Europäische Aktien eröffnen inmitten der Spannungen zwischen Israel und dem Iran niedriger; Ölpreise steigen

Europäische Aktien eröffnen inmitten der Spannungen zwischen Israel und dem Iran niedriger; Ölpreise steigen
Deepali Singh
19. Juni 2025, 09:56 AM
  • Die europäischen Märkte eröffneten am Donnerstag aufgrund der anhaltenden Sorgen um die Spannungen zwischen Israel und dem Iran niedriger.
  • Die meisten Sektoren gaben nach, obwohl Öl und Gas sowie Telekommunikation leicht zulegten.
  • Der Aktienkurs von Vodafone stieg um 1%, nachdem Pilar López von Microsoft im Oktober als neue CFO angekündigt wurde.

Die europäischen Aktienmärkte eröffneten am Donnerstag weitgehend niedriger, wobei der regionale Stoxx 600-Index zurückging, da die Anleger weiterhin mit erhöhten geopolitischen Spannungen zwischen Israel und dem Iran und der drohenden Möglichkeit einer Beteiligung der USA an dem Konflikt zu kämpfen hatten.

Trotz der allgemein negativen Stimmung zeigten sich der Öl- und Gassektor sowie die Telekommunikation widerstandsfähig.

Der Handelstag begann auf dem gesamten Kontinent ausgesprochen vorsichtig.

Der paneuropäische Stoxx 600 Index fiel im frühen Handel um 0,63%, was eine klare Risk-Off-Stimmung unter den globalen Anlegern widerspiegelt.

Dieser Abschwung war weit verbreitet, wobei die meisten Sektoren im negativen Bereich gehandelt wurden, da die Marktteilnehmer die volatile Situation im Nahen Osten genau beobachteten.

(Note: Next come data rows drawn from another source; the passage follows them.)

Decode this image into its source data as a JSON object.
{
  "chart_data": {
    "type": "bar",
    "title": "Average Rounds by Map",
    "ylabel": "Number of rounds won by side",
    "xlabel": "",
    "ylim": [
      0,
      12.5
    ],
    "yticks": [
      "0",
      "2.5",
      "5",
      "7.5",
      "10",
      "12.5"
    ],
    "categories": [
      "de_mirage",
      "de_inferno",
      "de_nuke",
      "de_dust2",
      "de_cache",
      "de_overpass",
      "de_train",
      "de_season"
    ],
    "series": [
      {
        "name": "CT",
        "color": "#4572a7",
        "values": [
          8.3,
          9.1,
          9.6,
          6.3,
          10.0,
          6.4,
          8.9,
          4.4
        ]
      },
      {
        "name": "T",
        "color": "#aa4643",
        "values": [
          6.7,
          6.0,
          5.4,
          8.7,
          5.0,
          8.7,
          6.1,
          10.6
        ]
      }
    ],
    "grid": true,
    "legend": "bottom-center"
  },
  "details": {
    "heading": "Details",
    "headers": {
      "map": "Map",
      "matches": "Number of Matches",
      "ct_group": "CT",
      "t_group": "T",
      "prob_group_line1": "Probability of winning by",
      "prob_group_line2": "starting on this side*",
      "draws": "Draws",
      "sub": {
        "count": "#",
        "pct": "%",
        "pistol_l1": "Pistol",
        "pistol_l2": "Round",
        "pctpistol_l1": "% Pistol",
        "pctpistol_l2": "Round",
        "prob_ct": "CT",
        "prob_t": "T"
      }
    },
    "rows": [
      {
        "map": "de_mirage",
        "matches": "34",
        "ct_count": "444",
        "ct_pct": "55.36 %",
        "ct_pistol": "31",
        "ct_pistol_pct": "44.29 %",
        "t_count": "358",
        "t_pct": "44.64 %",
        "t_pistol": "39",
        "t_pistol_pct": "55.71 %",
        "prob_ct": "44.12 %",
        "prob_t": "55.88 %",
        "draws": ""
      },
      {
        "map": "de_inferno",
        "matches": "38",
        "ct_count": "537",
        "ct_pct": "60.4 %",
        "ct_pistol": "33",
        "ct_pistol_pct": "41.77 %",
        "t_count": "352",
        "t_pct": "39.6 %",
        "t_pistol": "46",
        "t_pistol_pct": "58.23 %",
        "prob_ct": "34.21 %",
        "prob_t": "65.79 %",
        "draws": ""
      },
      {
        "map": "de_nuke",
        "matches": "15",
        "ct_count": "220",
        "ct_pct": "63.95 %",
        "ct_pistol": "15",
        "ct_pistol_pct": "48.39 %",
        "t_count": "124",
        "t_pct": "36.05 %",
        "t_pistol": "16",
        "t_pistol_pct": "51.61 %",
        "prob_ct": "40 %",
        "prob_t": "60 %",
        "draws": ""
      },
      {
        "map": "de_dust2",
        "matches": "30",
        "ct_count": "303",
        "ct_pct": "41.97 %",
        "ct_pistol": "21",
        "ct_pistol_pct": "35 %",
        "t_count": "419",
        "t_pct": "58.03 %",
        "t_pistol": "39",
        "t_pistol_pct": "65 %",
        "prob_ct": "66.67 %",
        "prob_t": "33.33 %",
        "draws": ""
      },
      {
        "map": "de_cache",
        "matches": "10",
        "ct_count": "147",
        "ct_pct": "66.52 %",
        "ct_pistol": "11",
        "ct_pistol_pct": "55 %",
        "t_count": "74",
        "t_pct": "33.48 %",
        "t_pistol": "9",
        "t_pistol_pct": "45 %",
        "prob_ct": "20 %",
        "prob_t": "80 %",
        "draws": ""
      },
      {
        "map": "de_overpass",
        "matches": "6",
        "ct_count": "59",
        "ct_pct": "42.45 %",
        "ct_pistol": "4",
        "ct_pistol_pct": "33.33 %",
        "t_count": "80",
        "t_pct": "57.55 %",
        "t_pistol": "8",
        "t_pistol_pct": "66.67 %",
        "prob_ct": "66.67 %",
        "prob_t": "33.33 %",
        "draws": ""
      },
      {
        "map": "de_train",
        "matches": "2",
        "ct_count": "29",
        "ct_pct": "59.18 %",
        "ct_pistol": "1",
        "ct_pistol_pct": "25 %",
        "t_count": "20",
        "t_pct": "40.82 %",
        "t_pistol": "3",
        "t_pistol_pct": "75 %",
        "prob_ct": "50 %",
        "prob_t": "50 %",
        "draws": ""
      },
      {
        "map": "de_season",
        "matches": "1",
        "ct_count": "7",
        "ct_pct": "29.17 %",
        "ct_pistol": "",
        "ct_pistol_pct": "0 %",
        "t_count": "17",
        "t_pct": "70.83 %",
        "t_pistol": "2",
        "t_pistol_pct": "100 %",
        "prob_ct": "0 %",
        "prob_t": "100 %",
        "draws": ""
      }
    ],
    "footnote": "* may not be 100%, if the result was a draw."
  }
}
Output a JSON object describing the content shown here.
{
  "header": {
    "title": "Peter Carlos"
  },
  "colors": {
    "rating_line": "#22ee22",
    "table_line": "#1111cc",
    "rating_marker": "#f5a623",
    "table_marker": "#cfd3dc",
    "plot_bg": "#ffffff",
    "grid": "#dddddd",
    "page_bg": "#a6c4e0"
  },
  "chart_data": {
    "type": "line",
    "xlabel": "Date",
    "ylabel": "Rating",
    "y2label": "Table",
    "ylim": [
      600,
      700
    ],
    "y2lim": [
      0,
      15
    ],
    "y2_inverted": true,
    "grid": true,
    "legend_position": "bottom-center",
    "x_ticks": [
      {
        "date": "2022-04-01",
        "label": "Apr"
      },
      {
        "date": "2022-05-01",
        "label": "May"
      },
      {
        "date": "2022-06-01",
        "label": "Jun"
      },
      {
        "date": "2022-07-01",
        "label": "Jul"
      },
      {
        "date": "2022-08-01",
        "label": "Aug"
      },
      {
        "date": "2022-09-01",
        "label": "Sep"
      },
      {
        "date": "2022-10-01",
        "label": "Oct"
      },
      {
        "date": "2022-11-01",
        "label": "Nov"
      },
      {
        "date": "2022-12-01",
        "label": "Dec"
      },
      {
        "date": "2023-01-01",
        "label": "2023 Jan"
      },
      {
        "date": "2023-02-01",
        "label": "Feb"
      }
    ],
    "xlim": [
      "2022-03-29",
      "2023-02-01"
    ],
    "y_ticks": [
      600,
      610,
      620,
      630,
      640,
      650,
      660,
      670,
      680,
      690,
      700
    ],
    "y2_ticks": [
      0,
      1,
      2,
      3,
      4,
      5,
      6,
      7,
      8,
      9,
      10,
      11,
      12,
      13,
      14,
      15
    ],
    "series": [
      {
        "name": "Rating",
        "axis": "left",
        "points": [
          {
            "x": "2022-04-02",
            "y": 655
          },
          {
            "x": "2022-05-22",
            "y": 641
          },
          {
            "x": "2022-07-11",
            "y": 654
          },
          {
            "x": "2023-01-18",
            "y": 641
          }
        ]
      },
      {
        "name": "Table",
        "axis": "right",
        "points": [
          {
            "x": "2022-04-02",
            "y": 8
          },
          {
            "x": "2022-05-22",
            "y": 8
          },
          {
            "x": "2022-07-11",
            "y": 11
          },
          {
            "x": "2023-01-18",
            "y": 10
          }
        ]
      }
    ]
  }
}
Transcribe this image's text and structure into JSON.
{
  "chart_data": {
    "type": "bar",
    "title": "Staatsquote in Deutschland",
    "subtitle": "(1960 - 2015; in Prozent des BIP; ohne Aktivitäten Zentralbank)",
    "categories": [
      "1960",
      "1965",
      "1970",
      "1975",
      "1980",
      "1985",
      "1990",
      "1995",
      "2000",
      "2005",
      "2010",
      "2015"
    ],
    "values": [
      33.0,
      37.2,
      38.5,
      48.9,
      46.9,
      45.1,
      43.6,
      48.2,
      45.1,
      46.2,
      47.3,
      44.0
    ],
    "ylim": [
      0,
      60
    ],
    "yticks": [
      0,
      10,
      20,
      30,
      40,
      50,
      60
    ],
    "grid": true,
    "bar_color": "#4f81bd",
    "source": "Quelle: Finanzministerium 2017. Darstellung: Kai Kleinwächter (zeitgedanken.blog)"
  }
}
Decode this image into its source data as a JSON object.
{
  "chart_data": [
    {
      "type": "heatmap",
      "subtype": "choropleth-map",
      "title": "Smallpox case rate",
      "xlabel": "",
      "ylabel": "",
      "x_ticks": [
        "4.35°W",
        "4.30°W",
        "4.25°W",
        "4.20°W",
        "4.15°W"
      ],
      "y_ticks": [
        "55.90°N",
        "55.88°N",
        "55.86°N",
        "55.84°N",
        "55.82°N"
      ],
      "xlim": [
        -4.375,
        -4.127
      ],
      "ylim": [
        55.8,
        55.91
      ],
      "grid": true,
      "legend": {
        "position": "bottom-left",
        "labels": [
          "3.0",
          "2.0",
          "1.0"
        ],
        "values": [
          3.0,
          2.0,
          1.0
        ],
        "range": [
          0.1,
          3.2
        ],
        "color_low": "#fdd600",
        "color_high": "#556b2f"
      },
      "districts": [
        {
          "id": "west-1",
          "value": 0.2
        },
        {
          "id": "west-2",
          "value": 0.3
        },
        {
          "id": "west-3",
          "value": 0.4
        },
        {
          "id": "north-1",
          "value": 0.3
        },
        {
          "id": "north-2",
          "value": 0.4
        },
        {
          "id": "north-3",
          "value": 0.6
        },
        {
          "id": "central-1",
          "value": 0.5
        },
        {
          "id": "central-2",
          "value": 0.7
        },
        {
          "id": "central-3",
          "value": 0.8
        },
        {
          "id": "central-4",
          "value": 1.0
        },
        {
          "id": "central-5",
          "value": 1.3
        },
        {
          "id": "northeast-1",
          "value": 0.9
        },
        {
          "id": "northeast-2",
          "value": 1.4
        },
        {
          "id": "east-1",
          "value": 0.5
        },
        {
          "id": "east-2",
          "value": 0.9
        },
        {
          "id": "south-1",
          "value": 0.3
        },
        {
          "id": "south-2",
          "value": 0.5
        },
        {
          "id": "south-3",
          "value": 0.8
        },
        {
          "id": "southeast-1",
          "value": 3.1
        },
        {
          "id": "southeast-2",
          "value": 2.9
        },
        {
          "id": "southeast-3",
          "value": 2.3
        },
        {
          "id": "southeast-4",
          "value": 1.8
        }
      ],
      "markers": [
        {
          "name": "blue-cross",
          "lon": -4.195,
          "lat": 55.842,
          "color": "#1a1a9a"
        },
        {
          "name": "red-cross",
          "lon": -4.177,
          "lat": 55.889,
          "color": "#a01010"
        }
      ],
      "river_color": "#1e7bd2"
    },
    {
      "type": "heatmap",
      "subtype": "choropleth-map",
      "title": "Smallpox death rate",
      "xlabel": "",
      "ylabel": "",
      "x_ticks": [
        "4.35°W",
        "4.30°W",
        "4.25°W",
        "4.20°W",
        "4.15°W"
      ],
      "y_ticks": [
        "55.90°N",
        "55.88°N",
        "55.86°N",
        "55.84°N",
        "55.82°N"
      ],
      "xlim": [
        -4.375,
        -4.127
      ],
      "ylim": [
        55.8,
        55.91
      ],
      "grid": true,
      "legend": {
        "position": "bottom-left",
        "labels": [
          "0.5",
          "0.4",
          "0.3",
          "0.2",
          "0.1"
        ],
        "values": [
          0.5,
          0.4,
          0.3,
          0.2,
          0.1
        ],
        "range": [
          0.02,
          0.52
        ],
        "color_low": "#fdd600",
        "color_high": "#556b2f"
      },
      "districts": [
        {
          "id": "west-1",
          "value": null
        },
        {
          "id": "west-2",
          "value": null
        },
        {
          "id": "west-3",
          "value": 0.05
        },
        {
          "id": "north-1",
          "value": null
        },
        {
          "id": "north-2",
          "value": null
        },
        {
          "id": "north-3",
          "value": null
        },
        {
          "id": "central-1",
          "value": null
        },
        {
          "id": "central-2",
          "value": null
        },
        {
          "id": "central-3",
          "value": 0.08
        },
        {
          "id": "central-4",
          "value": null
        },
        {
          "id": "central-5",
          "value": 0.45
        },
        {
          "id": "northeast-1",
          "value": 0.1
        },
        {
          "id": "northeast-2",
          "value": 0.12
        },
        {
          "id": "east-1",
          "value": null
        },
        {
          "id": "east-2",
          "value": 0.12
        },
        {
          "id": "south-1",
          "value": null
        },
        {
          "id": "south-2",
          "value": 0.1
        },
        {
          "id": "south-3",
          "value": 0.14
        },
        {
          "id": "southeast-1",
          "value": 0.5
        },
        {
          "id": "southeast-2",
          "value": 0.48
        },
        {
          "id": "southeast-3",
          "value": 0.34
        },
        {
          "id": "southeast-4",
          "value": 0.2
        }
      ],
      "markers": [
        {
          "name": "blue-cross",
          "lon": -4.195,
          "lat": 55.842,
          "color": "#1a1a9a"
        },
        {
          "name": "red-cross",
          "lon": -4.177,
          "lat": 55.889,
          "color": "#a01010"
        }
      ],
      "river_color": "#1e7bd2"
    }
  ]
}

Die anhaltenden Spannungen, die zu einem direkten Austausch zwischen Israel und dem Iran geführt haben, und anhaltende Spekulationen über eine mögliche US-Intervention haben die Finanzmärkte in Atem gehalten.

Diese Unsicherheit veranlasst die Anleger, das Risiko neu zu bewerten und in vielen Fällen ihr Engagement in Aktien zu reduzieren.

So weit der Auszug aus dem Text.